GELLERMAN: And we didn’t know about this forest-fire and nitrous oxide relationship before?
HUNGATE: What we did know is that, in general, after fire, nitrous oxide emissions often go up. So we knew that before. What we didn’t know is how fires interact with these other components of the changing environment and in our experiment that was the real surprise.
GELLERMAN: You were running a series of experiments and you had a bunch of test plots, as I understand it, and that’s where you made your discovery.
HUNGATE: That’s right. We started this experiment back in 1998 in a grassland in California where we actually changed the physical environment around test plots to try to simulate the environment of the future. We focused on four on-going global environmental changes. More CO2 in the atmosphere, so some plots have tubes that release extra CO2 into the atmosphere around the growing plants, and also warming, we have infrared heat lamps over some plots to make them warmer. Extra nitrogen deposition - some plots get an extra dose of nitrogen simulating higher industrial activity and its effect on the atmosphere in the future. And also rainfall, some plots have sprinklers that simulate more rain. So we had each of these changes by itself, and then in every possible combination with the other global changes - it was really complex.
And then a downed power line caused a fire that burned part of it. At first we were really worried about damage to the experiment, but it turned into an opportunity. The fire burned only part of it, so we still had controls to quantify the impact of the fire along with the background of all these global environmental changes. So instead of losing the experiment, we got an even more complex experiment - very complex, but also interesting and exciting, with these new results.

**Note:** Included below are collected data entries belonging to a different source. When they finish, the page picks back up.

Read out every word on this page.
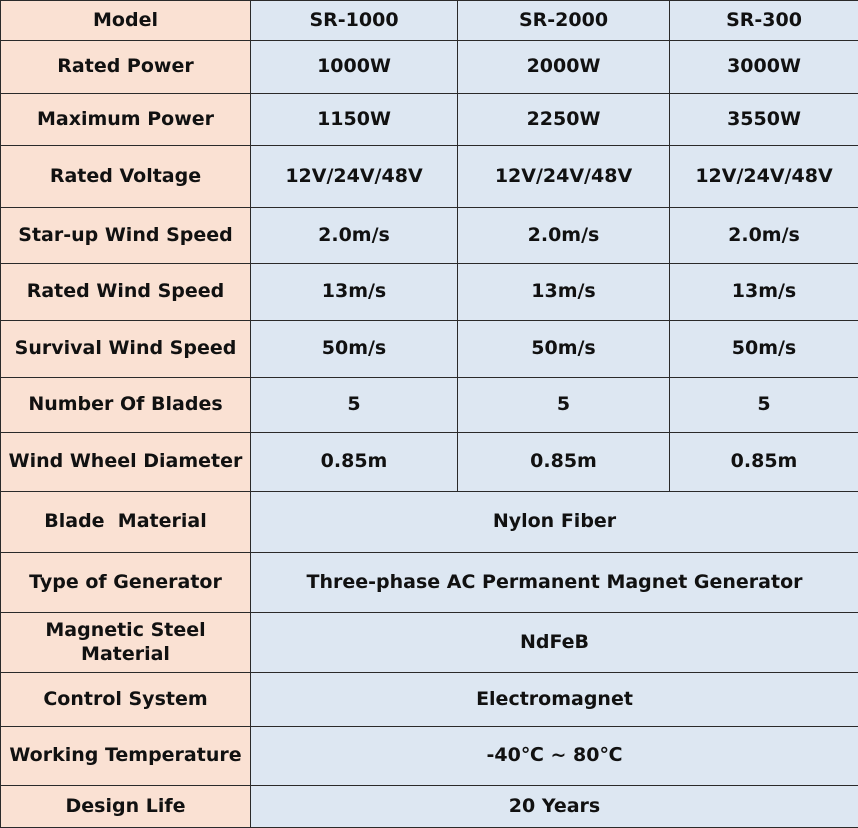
Model	SR-1000	SR-2000	SR-300
Rated Power	1000W	2000W	3000W
Maximum Power	1150W	2250W	3550W
Rated Voltage	12V/24V/48V	12V/24V/48V	12V/24V/48V
Star-up Wind Speed	2.0m/s	2.0m/s	2.0m/s
Rated Wind Speed	13m/s	13m/s	13m/s
Survival Wind Speed	50m/s	50m/s	50m/s
Number Of Blades	5	5	5
Wind Wheel Diameter	0.85m	0.85m	0.85m
Blade  Material	Nylon Fiber		
Type of Generator	Three-phase AC Permanent Magnet Generator		
Magnetic Steel Material	NdFeB		
Control System	Electromagnet		
Working Temperature	-40℃ ~ 80℃		
Design Life	20 Years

GELLERMAN: So this accidental fire leads to this surprising finding that you can have accelerated global warming due to the nitrous oxide in the soil being released, essentially.
HUNGATE: Yeah, that’s exactly right, it was a surprising result. When we looked at each of these things by itself, we wouldn’t have been able to predict the result we got.
GELLERMAN: So you get this intense burst of nitrous oxide - so it’s not long lasting? Or…
HUNGATE: Well, actually it is. It was a delayed reaction. The pulse of nitrous oxide after fire lasted about three years. And that was another surprising finding, because past work on fires and nitrous oxide emissions haven’t shown quite as long lasting an effect. We think that might have to do with a combination of the global environmental changes along with the fire that really promoted nitrous oxide production.
GELLERMAN: So, Professor, let me play out the scenarios. So if you have a wildfire it releases this nitrous oxide into the atmosphere, it affects climate change dramatically, it gets warmer and causes the conditions for more wildfires - you’ve got a feedback loop here.
HUNGATE: That’s exactly right. It’s where climate change leads to more fires, which in turn lead to more climate change. And it’s not just nitrous oxide, these fires also produce carbon dioxide and methane, so they’re important sources of greenhouse gasses.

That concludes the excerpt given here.